Die Headline ist das erste, was in Suchergebnissen, Kommentaren und Verbindungsvorschlägen sichtbar wird. Sie wird gesehen, bevor jemand entschieden hat, das Profil zu öffnen. Wer dort seinen Jobtitel schreibt, nutzt den wertvollsten Platz auf LinkedIn für eine Information, die auf der Unternehmenswebsite steht.

Eine gute Headline zeigt Position, nicht Funktion. 'CEO, Builderz GmbH' erklärt Funktion. 'Aufbau öffentlicher Reputation für Unternehmer, die im Markt klarer werden wollen' zeigt Position. Beides ist richtig, aber nur eines gibt dem richtigen Leser einen Grund, das Profil zu öffnen.

Die Headline darf auch unfertig klingen. Sie muss nicht alles erklären. Sie muss die eine Tür öffnen, durch die der richtige Leser gehen will.

Schritt 2: Der Info-Text braucht eine Logik, keine Lebensgeschichte.

Viele About-Texte auf LinkedIn erzählen chronologisch: Studium, erste Stationen, aktuelles Unternehmen. Das ist eine korrekte Zusammenfassung und kein Grund, zu reagieren. Was ein Leser sucht: Welches Problem löst diese Person? Warum sollte ich ihr Urteil ernst nehmen? Was wäre ein sinnvoller nächster Schritt?

Eine erprobte Struktur: ein Satz zum Problem, das die Person löst; zwei oder drei Sätze zur Erfahrung und Perspektive dahinter; ein konkreter Gesprächsanlass. Nicht als Aufzählung, sondern als kontinuierlicher Text, der wie ein Gespräch liest.
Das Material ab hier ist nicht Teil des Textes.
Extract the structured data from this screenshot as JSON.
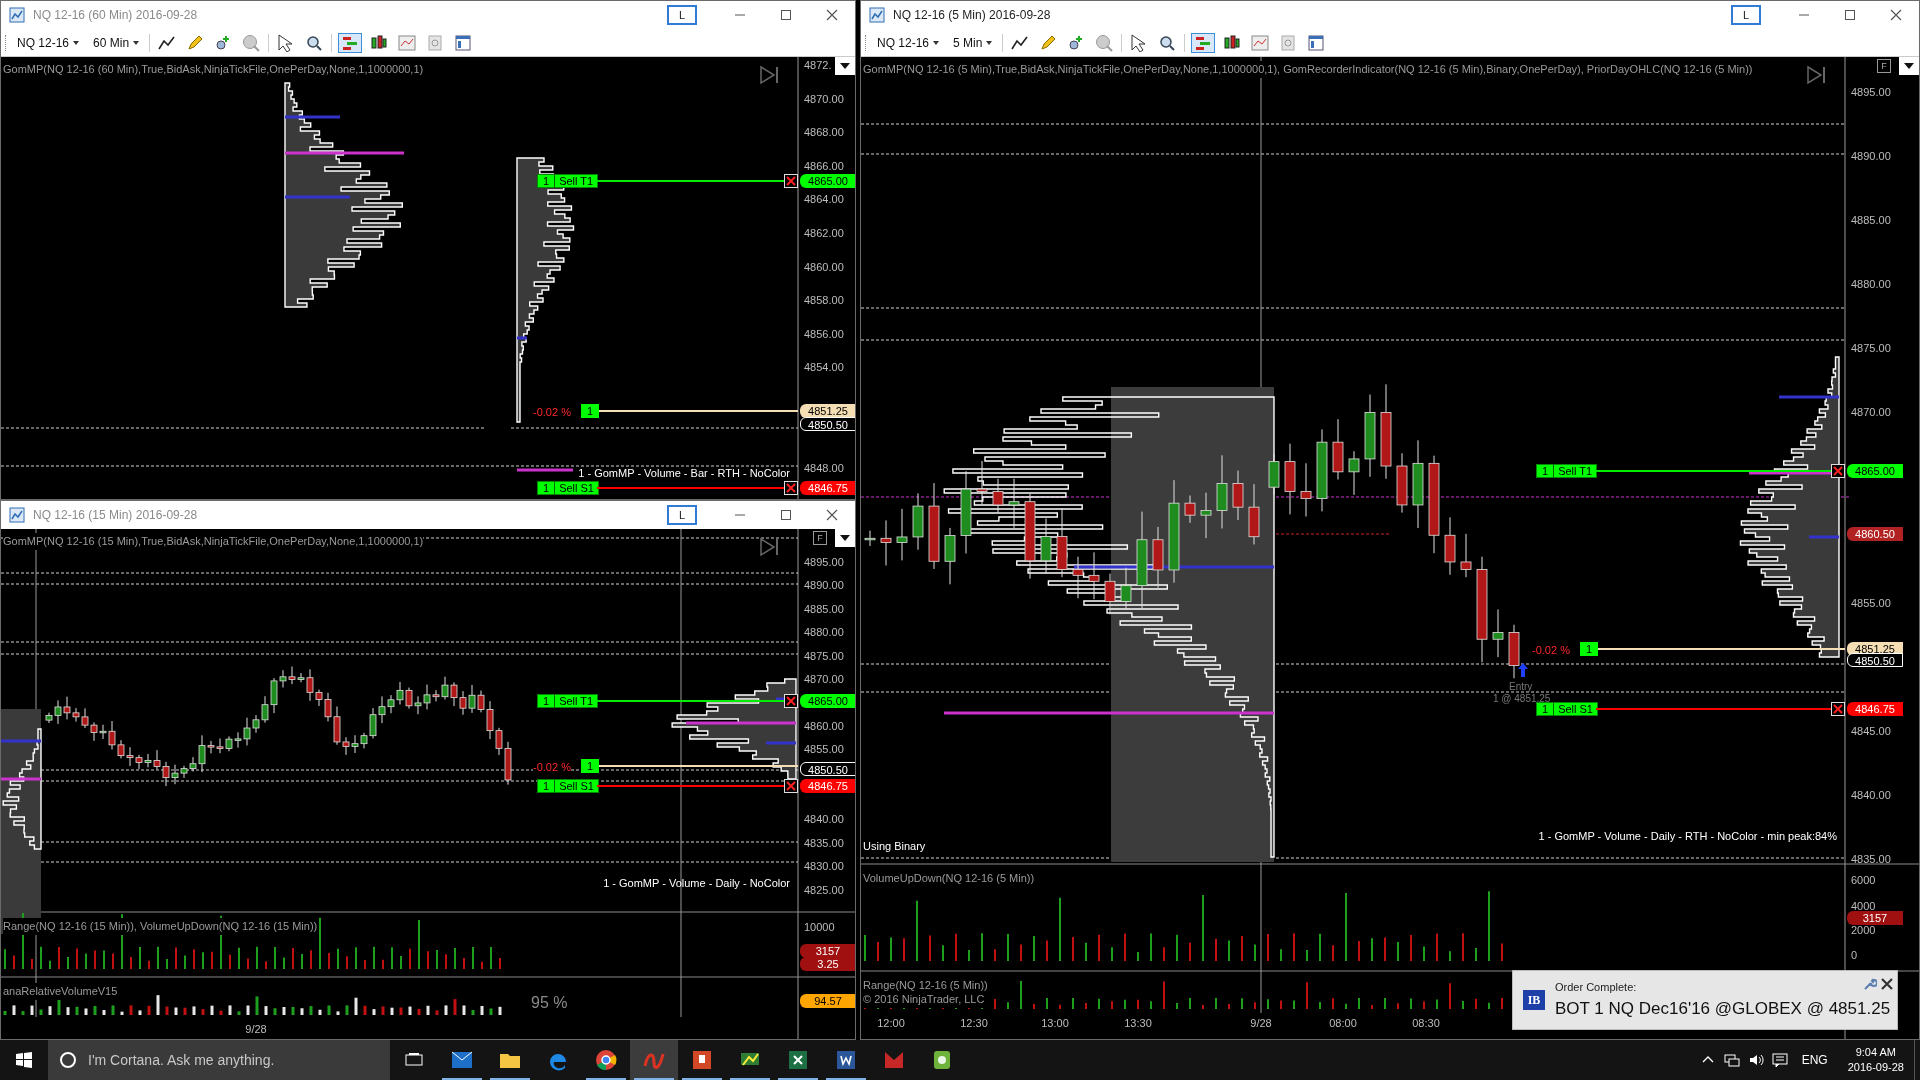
{
  "windows": [
    {
      "title": "NQ 12-16 (60 Min)  2016-09-28",
      "active": false,
      "layout_button": "L",
      "toolbar": {
        "instrument": "NQ 12-16",
        "interval": "60 Min"
      },
      "chart": {
        "indicator": "GomMP(NQ 12-16 (60 Min),True,BidAsk,NinjaTickFile,OnePerDay,None,1,1000000,1)",
        "price_axis": [
          "4872.",
          "4870.00",
          "4868.00",
          "4866.00",
          "4864.00",
          "4862.00",
          "4860.00",
          "4858.00",
          "4856.00",
          "4854.00",
          "4848.00"
        ],
        "orders": [
          {
            "kind": "target",
            "quantity": "1",
            "label": "Sell T1",
            "price": "4865.00"
          },
          {
            "kind": "position",
            "pnl": "-0.02 %",
            "quantity": "1",
            "price": "4851.25"
          },
          {
            "kind": "stop",
            "quantity": "1",
            "label": "Sell S1",
            "price": "4846.75"
          }
        ],
        "tags": [
          {
            "kind": "last",
            "text": "4850.50"
          }
        ],
        "profile_note": "1 - GomMP - Volume - Bar - RTH - NoColor"
      }
    },
    {
      "title": "NQ 12-16 (15 Min)  2016-09-28",
      "active": false,
      "layout_button": "L",
      "chart": {
        "indicator": "GomMP(NQ 12-16 (15 Min),True,BidAsk,NinjaTickFile,OnePerDay,None,1,1000000,1)",
        "f_button": "F",
        "price_axis": [
          "4895.00",
          "4890.00",
          "4885.00",
          "4880.00",
          "4875.00",
          "4870.00",
          "4860.00",
          "4855.00",
          "4840.00",
          "4835.00",
          "4830.00",
          "4825.00"
        ],
        "orders": [
          {
            "kind": "target",
            "quantity": "1",
            "label": "Sell T1",
            "price": "4865.00"
          },
          {
            "kind": "position",
            "pnl": "-0.02 %",
            "quantity": "1"
          },
          {
            "kind": "stop",
            "quantity": "1",
            "label": "Sell S1",
            "price": "4846.75"
          }
        ],
        "tags": [
          {
            "kind": "last",
            "text": "4850.50"
          }
        ],
        "profile_note": "1 - GomMP - Volume - Daily - NoColor"
      },
      "panes": [
        {
          "label": "Range(NQ 12-16 (15 Min)), VolumeUpDown(NQ 12-16 (15 Min))",
          "axis": [
            "10000"
          ],
          "tags": [
            {
              "kind": "down",
              "text": "3157"
            },
            {
              "kind": "down",
              "text": "3.25"
            }
          ]
        },
        {
          "label": "anaRelativeVolumeV15",
          "reading": "95 %",
          "tags": [
            {
              "kind": "ratio",
              "text": "94.57"
            }
          ]
        }
      ],
      "time_axis": [
        "9/28"
      ]
    },
    {
      "title": "NQ 12-16 (5 Min)  2016-09-28",
      "active": true,
      "layout_button": "L",
      "toolbar": {
        "instrument": "NQ 12-16",
        "interval": "5 Min"
      },
      "chart": {
        "indicator": "GomMP(NQ 12-16 (5 Min),True,BidAsk,NinjaTickFile,OnePerDay,None,1,1000000,1), GomRecorderIndicator(NQ 12-16 (5 Min),Binary,OnePerDay), PriorDayOHLC(NQ 12-16 (5 Min))",
        "f_button": "F",
        "price_axis": [
          "4895.00",
          "4890.00",
          "4885.00",
          "4880.00",
          "4875.00",
          "4870.00",
          "4855.00",
          "4845.00",
          "4840.00",
          "4835.00"
        ],
        "orders": [
          {
            "kind": "target",
            "quantity": "1",
            "label": "Sell T1",
            "price": "4865.00"
          },
          {
            "kind": "position",
            "pnl": "-0.02 %",
            "quantity": "1",
            "price": "4851.25"
          },
          {
            "kind": "stop",
            "quantity": "1",
            "label": "Sell S1",
            "price": "4846.75"
          }
        ],
        "tags": [
          {
            "kind": "level",
            "text": "4860.50"
          },
          {
            "kind": "last",
            "text": "4850.50"
          }
        ],
        "entry_marker": {
          "label": "Entry",
          "fill": "1 @ 4851.25"
        },
        "status_note": "Using Binary",
        "profile_note": "1 - GomMP - Volume - Daily - RTH - NoColor - min peak:84%"
      },
      "panes": [
        {
          "label": "VolumeUpDown(NQ 12-16 (5 Min))",
          "axis": [
            "6000",
            "4000",
            "2000",
            "0"
          ],
          "tags": [
            {
              "kind": "down",
              "text": "3157"
            }
          ]
        },
        {
          "label": "Range(NQ 12-16 (5 Min))",
          "copyright": "© 2016 NinjaTrader, LLC"
        }
      ],
      "time_axis": [
        "12:00",
        "12:30",
        "13:00",
        "13:30",
        "9/28",
        "08:00",
        "08:30"
      ]
    }
  ],
  "notification": {
    "logo": "IB",
    "title": "Order Complete:",
    "message": "BOT 1 NQ Dec16'16 @GLOBEX @ 4851.25"
  },
  "taskbar": {
    "search": {
      "placeholder": "I'm Cortana. Ask me anything."
    },
    "apps": [
      {
        "kind": "mail",
        "running": true,
        "selected": false
      },
      {
        "kind": "folder",
        "running": true,
        "selected": false
      },
      {
        "kind": "edge",
        "running": false,
        "selected": false
      },
      {
        "kind": "chrome",
        "running": true,
        "selected": false
      },
      {
        "kind": "ninja",
        "running": true,
        "selected": true
      },
      {
        "kind": "slides",
        "running": true,
        "selected": false
      },
      {
        "kind": "tws",
        "running": true,
        "selected": false
      },
      {
        "kind": "sheet",
        "running": true,
        "selected": false
      },
      {
        "kind": "doc",
        "running": true,
        "selected": false
      },
      {
        "kind": "m",
        "running": false,
        "selected": false
      },
      {
        "kind": "note",
        "running": false,
        "selected": false
      }
    ],
    "language": "ENG",
    "time": "9:04 AM",
    "date": "2016-09-28"
  }
}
Länge ist kein Ziel. Wenn alle drei Fragen in fünf Sätzen beantwortet sind, sind fünf Sätze richtig. Wenn sie zwanzig Sätze brauchen, ist der Text zu lang.

Schritt 3: Featured ist das Schaufenster, nicht das Archiv.
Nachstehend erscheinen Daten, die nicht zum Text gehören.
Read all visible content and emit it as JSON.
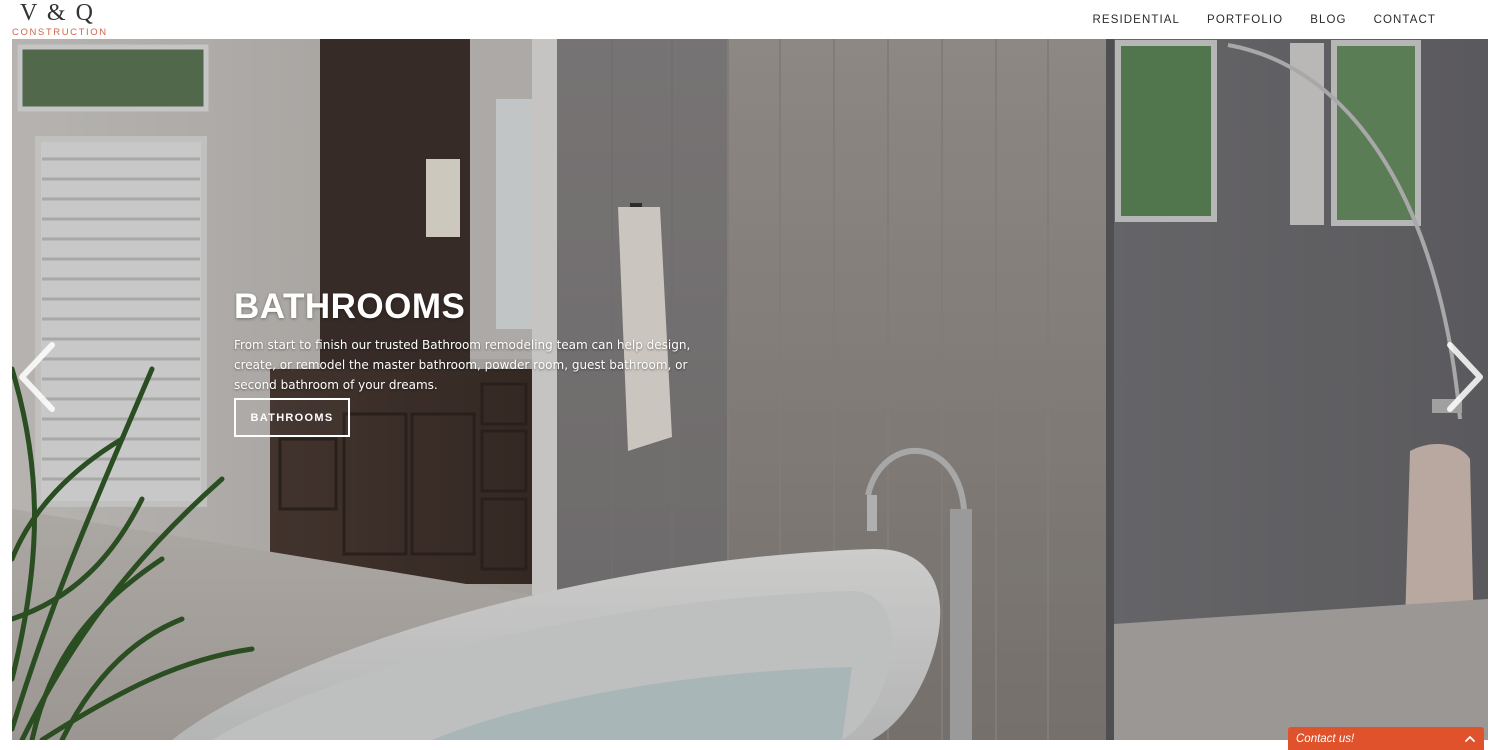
{
  "brand": {
    "logo_mark": "V & Q",
    "logo_sub": "CONSTRUCTION",
    "accent_color": "#d2674a"
  },
  "nav": {
    "items": [
      {
        "label": "RESIDENTIAL"
      },
      {
        "label": "PORTFOLIO"
      },
      {
        "label": "BLOG"
      },
      {
        "label": "CONTACT"
      }
    ]
  },
  "hero": {
    "slide": {
      "title": "BATHROOMS",
      "text": "From start to finish our trusted Bathroom remodeling team can help design, create, or remodel the master bathroom, powder room, guest bathroom, or second bathroom of your dreams.",
      "button_label": "BATHROOMS"
    },
    "prev_icon": "chevron-left-icon",
    "next_icon": "chevron-right-icon"
  },
  "contact_widget": {
    "label": "Contact us!",
    "icon": "chevron-up-icon",
    "color": "#e0522b"
  }
}
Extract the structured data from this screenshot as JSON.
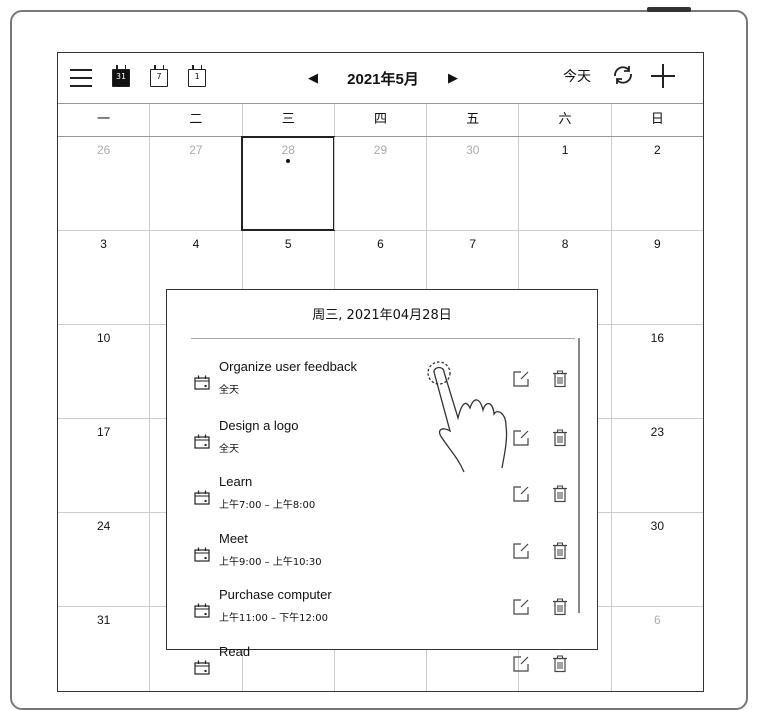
{
  "toolbar": {
    "menu_icon": "hamburger-menu-icon",
    "view_month_label": "31",
    "view_week_label": "7",
    "view_day_label": "1",
    "prev_icon": "◀",
    "month_label": "2021年5月",
    "next_icon": "▶",
    "today_label": "今天",
    "sync_icon": "sync-icon",
    "add_icon": "plus-icon"
  },
  "weekdays": [
    "一",
    "二",
    "三",
    "四",
    "五",
    "六",
    "日"
  ],
  "weeks": [
    [
      "26",
      "27",
      "28",
      "29",
      "30",
      "1",
      "2"
    ],
    [
      "3",
      "4",
      "5",
      "6",
      "7",
      "8",
      "9"
    ],
    [
      "10",
      "",
      "",
      "",
      "",
      "",
      "16"
    ],
    [
      "17",
      "",
      "",
      "",
      "",
      "",
      "23"
    ],
    [
      "24",
      "",
      "",
      "",
      "",
      "",
      "30"
    ],
    [
      "31",
      "",
      "",
      "",
      "",
      "",
      "6"
    ]
  ],
  "popup": {
    "title": "周三, 2021年04月28日",
    "events": [
      {
        "title": "Organize user feedback",
        "time": "全天"
      },
      {
        "title": "Design a logo",
        "time": "全天"
      },
      {
        "title": "Learn",
        "time": "上午7:00 – 上午8:00"
      },
      {
        "title": "Meet",
        "time": "上午9:00 – 上午10:30"
      },
      {
        "title": "Purchase computer",
        "time": "上午11:00 – 下午12:00"
      },
      {
        "title": "Read",
        "time": ""
      }
    ]
  },
  "colors": {
    "ink": "#111111",
    "muted_day": "#aaaaaa",
    "grid_line": "#cccccc"
  }
}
Der Featured-Bereich wird direkt nach dem Info-Text angezeigt. Viele befüllen ihn mit allem, was sie je veröffentlicht oder erreicht haben: alte Presseartikel, LinkedIn-Posts aus dem vergangenen Jahr, Zertifikate.

Besser: ein oder zwei Elemente, die genau die Frage beantworten, die nach dem Info-Text entsteht. Das kann ein tiefer Beitrag sein, ein konkretes Ergebnis, ein Gespräch, das die Position des Unternehmers zeigt. Was hier steht, muss in eine spezifische Richtung führen, nicht nur informieren.

Wer nichts hat, das wirklich passt, lässt den Featured-Bereich besser leer als ihn mit schwachem Material zu befüllen.

Schritt 4: Erfahrungseinträge brauchen Perspektive, keine Aufzählungen.

Der Erfahrungsbereich ist nicht das Abschlussdokument einer Karriere. Er ist Teil der Positionierung. Für jeden relevanten Eintrag gilt: Was hat die Person dort gesehen oder gelernt, das auf die heutige Arbeit einzahlt?

Kurze, pointierte Texte pro Position schlagen Aufzählungen von Verantwortlichkeiten. Wer in zwei Sätzen erklärt, was er dort entschieden und was er daraus mitgenommen hat, zeigt mehr Urteilsvermögen als wer fünf Bullets zu Aufgaben schreibt.

Die Überprüfung nach diesen vier Schritten dauert weniger als eine Stunde. Das Ergebnis ist ein Profil, das für die richtige Person einen Grund zum Gespräch schafft, anstatt nur die Anwesenheit der Person zu dokumentieren.